Оставшись один, Стасис ехал черепашьим шагом и без всякой нужды хлестал придорожные кусты, пока кнут не измочалился и совсем не оборвался. Потом сел боком на бревно и стал вспоминать свою жизнь — такую немилую и так странно сложившуюся. Слушая, как поскрипывают пересохшие колеса и стучат оси о жесткие стальные тяжки, он стиснул губы и уже в который раз попытался одолеть свою боль.

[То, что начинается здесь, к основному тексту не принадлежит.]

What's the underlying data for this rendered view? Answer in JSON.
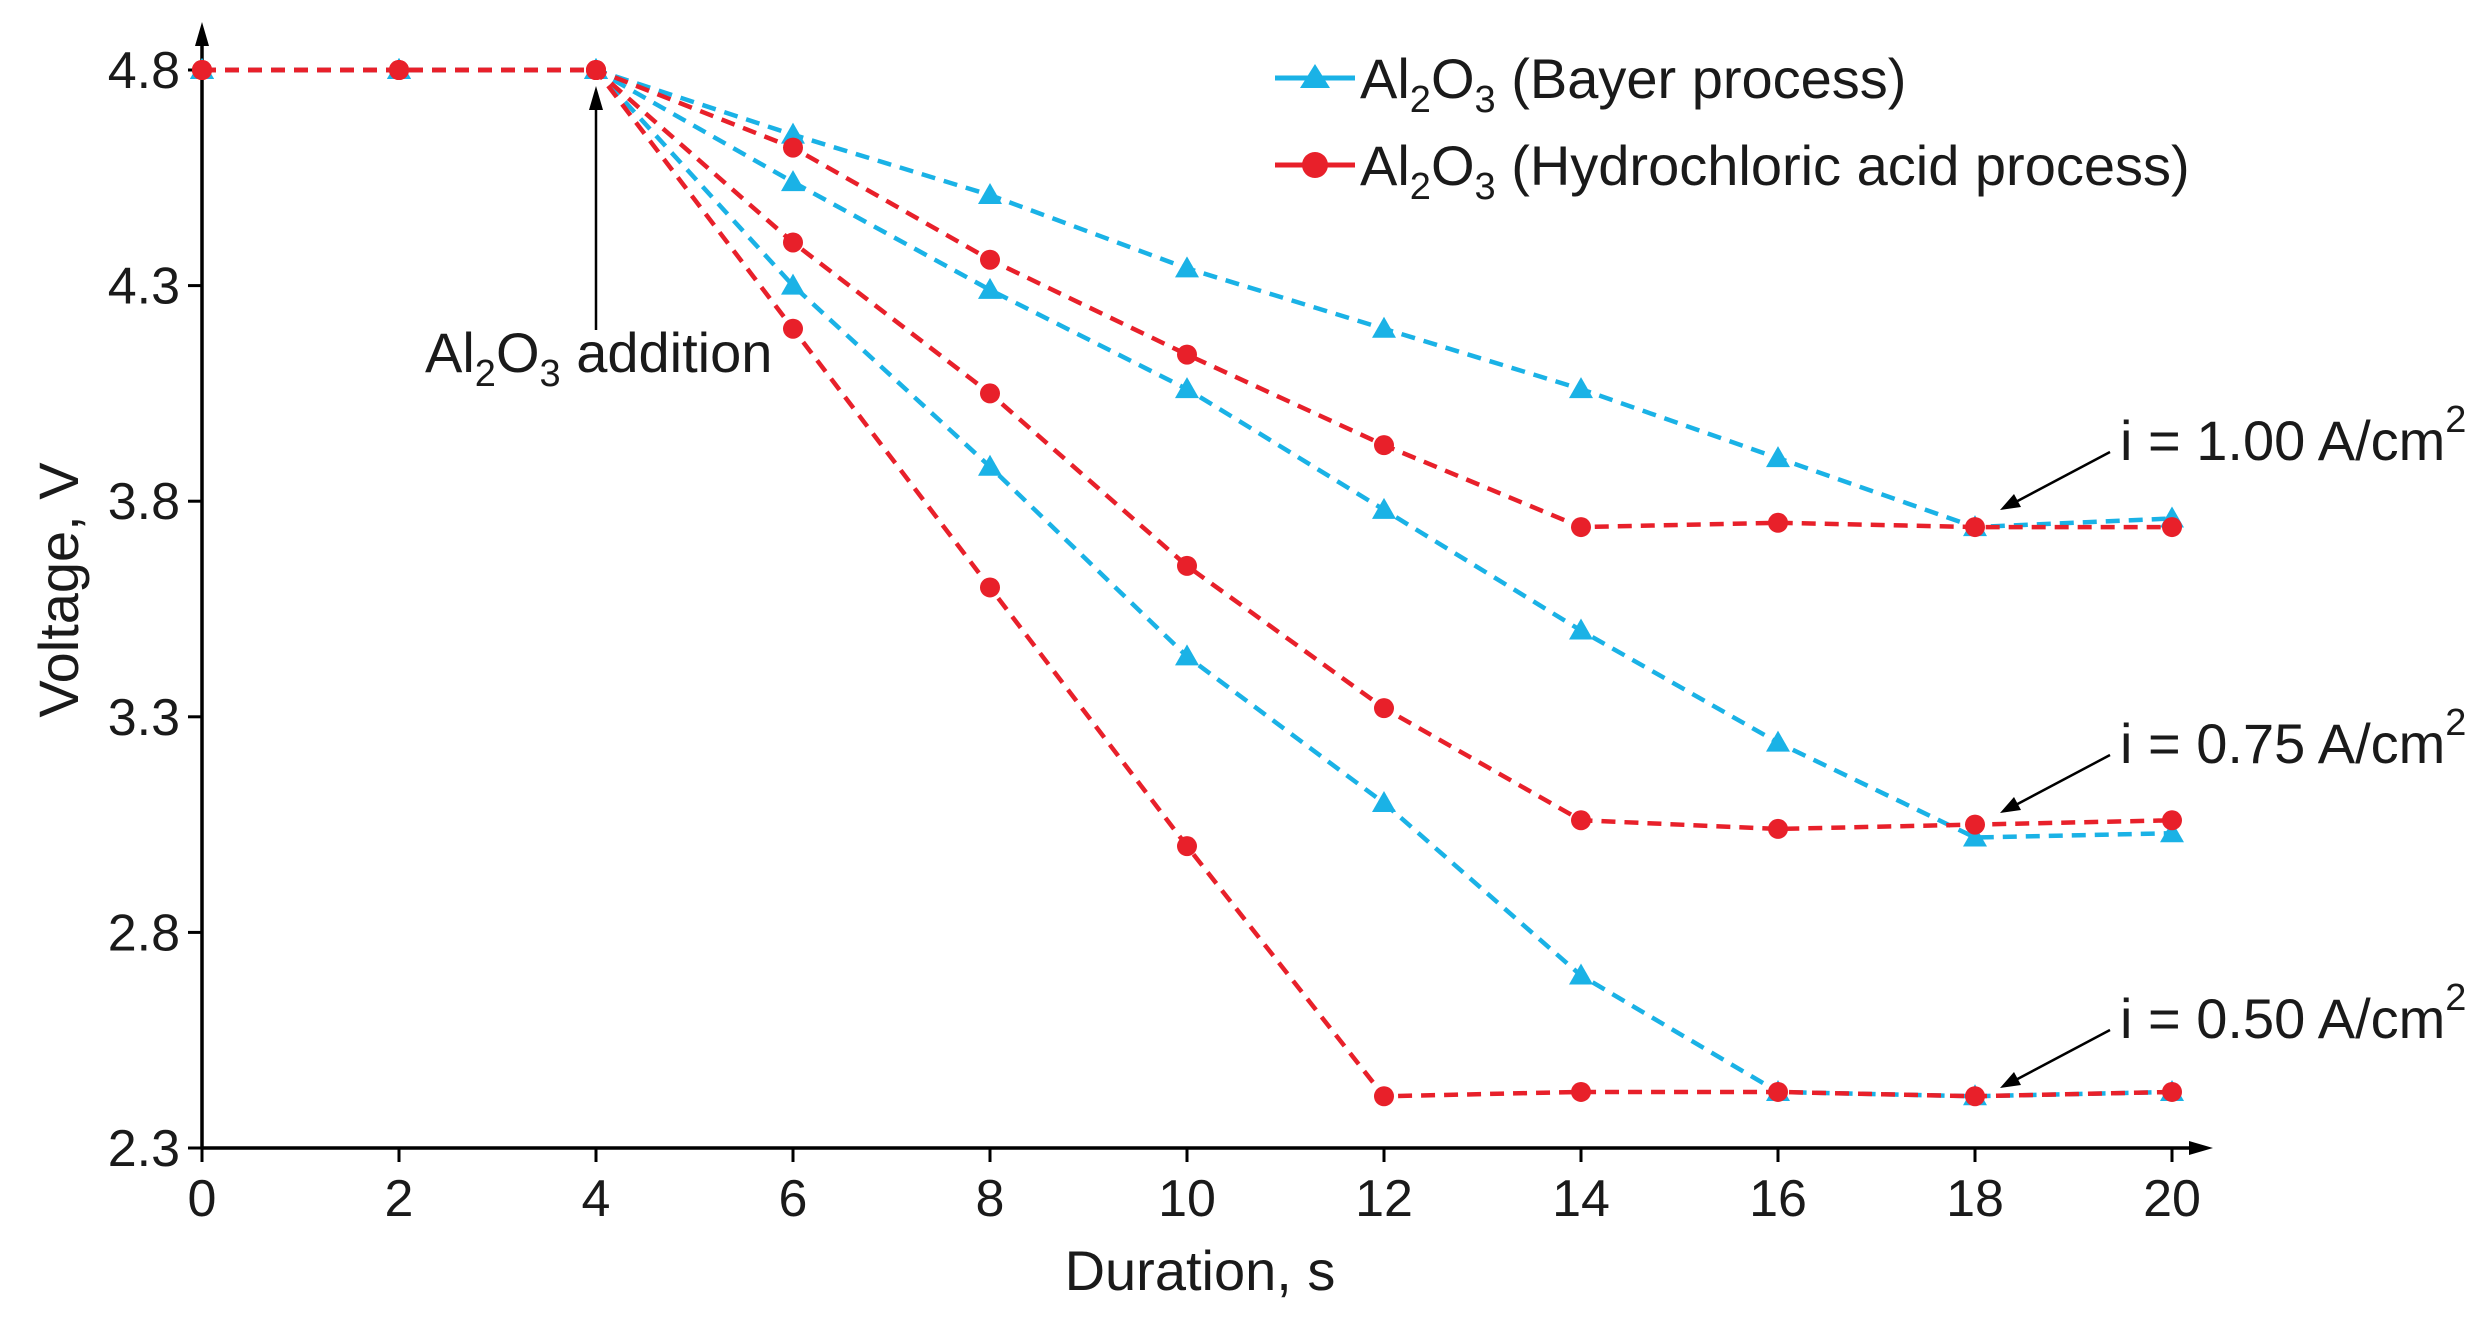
{
  "chart_data": {
    "type": "line",
    "title": "",
    "xlabel": "Duration, s",
    "ylabel": "Voltage, V",
    "xlim": [
      0,
      20
    ],
    "ylim": [
      2.3,
      4.8
    ],
    "xticks": [
      "0",
      "2",
      "4",
      "6",
      "8",
      "10",
      "12",
      "14",
      "16",
      "18",
      "20"
    ],
    "yticks": [
      "2.3",
      "2.8",
      "3.3",
      "3.8",
      "4.3",
      "4.8"
    ],
    "x": [
      0,
      2,
      4,
      6,
      8,
      10,
      12,
      14,
      16,
      18,
      20
    ],
    "legend": [
      {
        "id": "bayer",
        "main": "Al",
        "sub1": "2",
        "mid": "O",
        "sub2": "3",
        "rest": " (Bayer process)"
      },
      {
        "id": "hcl",
        "main": "Al",
        "sub1": "2",
        "mid": "O",
        "sub2": "3",
        "rest": " (Hydrochloric acid process)"
      }
    ],
    "colors": {
      "bayer": "#1ab2e6",
      "hcl": "#e8202a"
    },
    "series": [
      {
        "name": "Bayer, i = 1.00",
        "process": "bayer",
        "marker": "triangle",
        "values": [
          4.8,
          4.8,
          4.8,
          4.65,
          4.51,
          4.34,
          4.2,
          4.06,
          3.9,
          3.74,
          3.76
        ]
      },
      {
        "name": "Bayer, i = 0.75",
        "process": "bayer",
        "marker": "triangle",
        "values": [
          4.8,
          4.8,
          4.8,
          4.54,
          4.29,
          4.06,
          3.78,
          3.5,
          3.24,
          3.02,
          3.03
        ]
      },
      {
        "name": "Bayer, i = 0.50",
        "process": "bayer",
        "marker": "triangle",
        "values": [
          4.8,
          4.8,
          4.8,
          4.3,
          3.88,
          3.44,
          3.1,
          2.7,
          2.43,
          2.42,
          2.43
        ]
      },
      {
        "name": "HCl, i = 1.00",
        "process": "hcl",
        "marker": "circle",
        "values": [
          4.8,
          4.8,
          4.8,
          4.62,
          4.36,
          4.14,
          3.93,
          3.74,
          3.75,
          3.74,
          3.74
        ]
      },
      {
        "name": "HCl, i = 0.75",
        "process": "hcl",
        "marker": "circle",
        "values": [
          4.8,
          4.8,
          4.8,
          4.4,
          4.05,
          3.65,
          3.32,
          3.06,
          3.04,
          3.05,
          3.06
        ]
      },
      {
        "name": "HCl, i = 0.50",
        "process": "hcl",
        "marker": "circle",
        "values": [
          4.8,
          4.8,
          4.8,
          4.2,
          3.6,
          3.0,
          2.42,
          2.43,
          2.43,
          2.42,
          2.43
        ]
      }
    ],
    "annotations": {
      "addition": {
        "main": "Al",
        "sub1": "2",
        "mid": "O",
        "sub2": "3",
        "rest": " addition",
        "x": 4,
        "y": 4.8
      },
      "currents": [
        {
          "label": "i = 1.00 A/cm",
          "sup": "2",
          "x": 18,
          "y": 3.74
        },
        {
          "label": "i = 0.75 A/cm",
          "sup": "2",
          "x": 18,
          "y": 3.03
        },
        {
          "label": "i = 0.50 A/cm",
          "sup": "2",
          "x": 18,
          "y": 2.42
        }
      ]
    }
  }
}
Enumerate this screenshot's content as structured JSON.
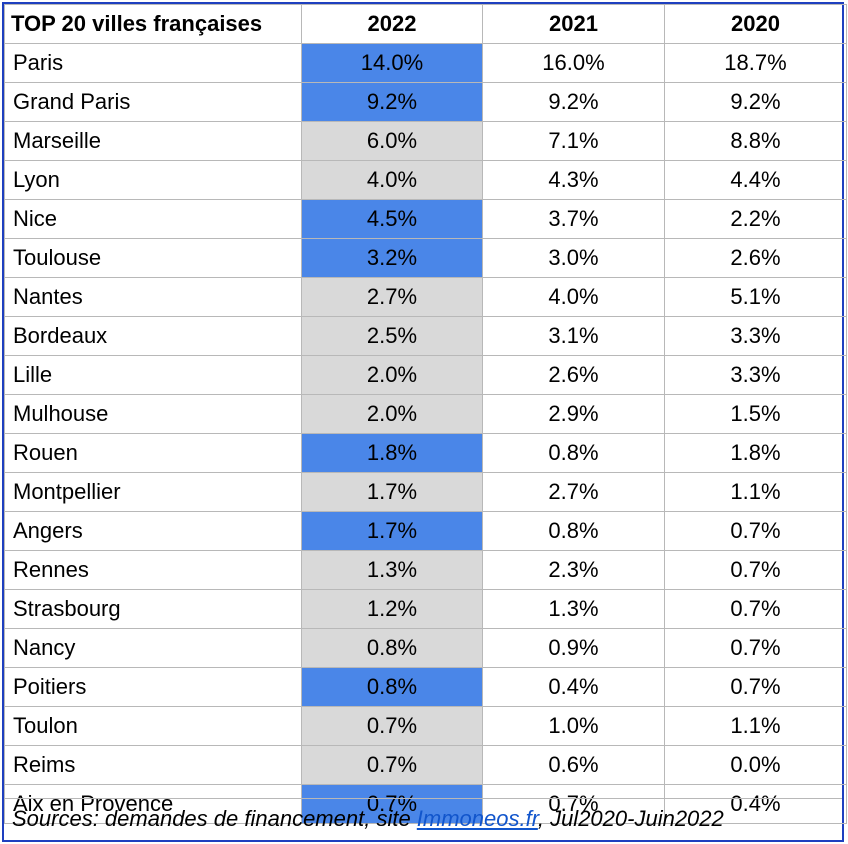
{
  "chart_data": {
    "type": "table",
    "columns": [
      "TOP 20 villes françaises",
      "2022",
      "2021",
      "2020"
    ],
    "rows": [
      {
        "city": "Paris",
        "y2022": "14.0%",
        "y2021": "16.0%",
        "y2020": "18.7%",
        "highlight": "blue"
      },
      {
        "city": "Grand Paris",
        "y2022": "9.2%",
        "y2021": "9.2%",
        "y2020": "9.2%",
        "highlight": "blue"
      },
      {
        "city": "Marseille",
        "y2022": "6.0%",
        "y2021": "7.1%",
        "y2020": "8.8%",
        "highlight": "gray"
      },
      {
        "city": "Lyon",
        "y2022": "4.0%",
        "y2021": "4.3%",
        "y2020": "4.4%",
        "highlight": "gray"
      },
      {
        "city": "Nice",
        "y2022": "4.5%",
        "y2021": "3.7%",
        "y2020": "2.2%",
        "highlight": "blue"
      },
      {
        "city": "Toulouse",
        "y2022": "3.2%",
        "y2021": "3.0%",
        "y2020": "2.6%",
        "highlight": "blue"
      },
      {
        "city": "Nantes",
        "y2022": "2.7%",
        "y2021": "4.0%",
        "y2020": "5.1%",
        "highlight": "gray"
      },
      {
        "city": "Bordeaux",
        "y2022": "2.5%",
        "y2021": "3.1%",
        "y2020": "3.3%",
        "highlight": "gray"
      },
      {
        "city": "Lille",
        "y2022": "2.0%",
        "y2021": "2.6%",
        "y2020": "3.3%",
        "highlight": "gray"
      },
      {
        "city": "Mulhouse",
        "y2022": "2.0%",
        "y2021": "2.9%",
        "y2020": "1.5%",
        "highlight": "gray"
      },
      {
        "city": "Rouen",
        "y2022": "1.8%",
        "y2021": "0.8%",
        "y2020": "1.8%",
        "highlight": "blue"
      },
      {
        "city": "Montpellier",
        "y2022": "1.7%",
        "y2021": "2.7%",
        "y2020": "1.1%",
        "highlight": "gray"
      },
      {
        "city": "Angers",
        "y2022": "1.7%",
        "y2021": "0.8%",
        "y2020": "0.7%",
        "highlight": "blue"
      },
      {
        "city": "Rennes",
        "y2022": "1.3%",
        "y2021": "2.3%",
        "y2020": "0.7%",
        "highlight": "gray"
      },
      {
        "city": "Strasbourg",
        "y2022": "1.2%",
        "y2021": "1.3%",
        "y2020": "0.7%",
        "highlight": "gray"
      },
      {
        "city": "Nancy",
        "y2022": "0.8%",
        "y2021": "0.9%",
        "y2020": "0.7%",
        "highlight": "gray"
      },
      {
        "city": "Poitiers",
        "y2022": "0.8%",
        "y2021": "0.4%",
        "y2020": "0.7%",
        "highlight": "blue"
      },
      {
        "city": "Toulon",
        "y2022": "0.7%",
        "y2021": "1.0%",
        "y2020": "1.1%",
        "highlight": "gray"
      },
      {
        "city": "Reims",
        "y2022": "0.7%",
        "y2021": "0.6%",
        "y2020": "0.0%",
        "highlight": "gray"
      },
      {
        "city": "Aix en Provence",
        "y2022": "0.7%",
        "y2021": "0.7%",
        "y2020": "0.4%",
        "highlight": "blue"
      }
    ],
    "footer": {
      "prefix": "Sources: demandes de financement, site ",
      "link": "Immoneos.fr",
      "suffix": ", Jul2020-Juin2022"
    },
    "colors": {
      "highlight_blue": "#4a86e8",
      "highlight_gray": "#d9d9d9",
      "border": "#1e3fbf",
      "link": "#1155cc"
    }
  }
}
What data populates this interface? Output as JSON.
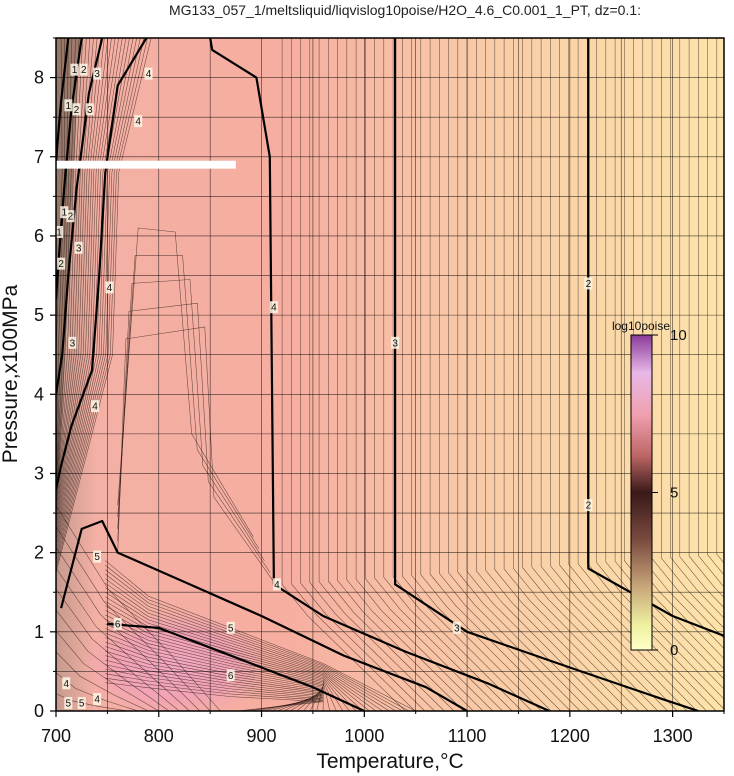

«Господи, сколько этих бревен я вот так вывез из леса! Бывало, заборы от стужи постреливают, а я запрягаю лошадь и на заработки еду. Обмотав ноги портянками, водой оболью, чтобы ледком покрылись, и сижу верхом на бревне, направляю связанные цепью вторые оглобли то в одну, то в другую сторону, чтобы задние санки за дерево не зацепились, а мама — впереди. Она женщина, ей надо где полегче, — Жолинас насилует себя картинами отрочества, но мысли все чаще и чаще возвращаются к словам, произнесенным женой, пока в конце концов не вязнут в них. — Она — женщина… Ну и что? Ведь даже им не все дозволено. Как она смеет? Как она вообще может? „Он только с теплой грелкой спит“!.. Ну, спит, но эта грелка не от хорошей жизни в нашем доме появилась. Все это из-за нее. Вот хотя бы и сегодня: на кой черт мне это бревно? Будто это не она целую весну жужжала: часовенку, часовенку!.. Теперь, видишь ли, они в большой чести. А когда уговорила, ей уже расхотелось. Делай что хочешь и насильно навязывай, а она еще подумает: то ли принять твой подарок, то ли нет?.. — Долго и назойливо, словно зубная боль, мучает эта мысль, а сердце не успокаивается, даже не думает сдаваться. — Дуб этот какой-то проклятый, вот и установлю его для такого же проклятого, и пусть напоминает всем, что человек — единственное живое существо, с которого можно содрать несколько шкур. — Стасис прячется за эти жалкие мыслишки, словно за великие истины, хотя прекрасно знает, что до больших истин ему не дотянуться, что он всю жизнь довольствовался крохами со стола мудрости других. — Теперь поздно, теперь я — никто, отдал все за то, чтобы понять: человека никогда не следует оценивать по его взглядам, о нем надо судить только по тому, в кого он превращается в борьбе за эти взгляды. Я не создавал ложь, я только унаследовал ее, поэтому и попался. Сразу после войны, когда половина парней удрала из деревни в лес, притащился этот Увалень Навикас и увел в пущу…»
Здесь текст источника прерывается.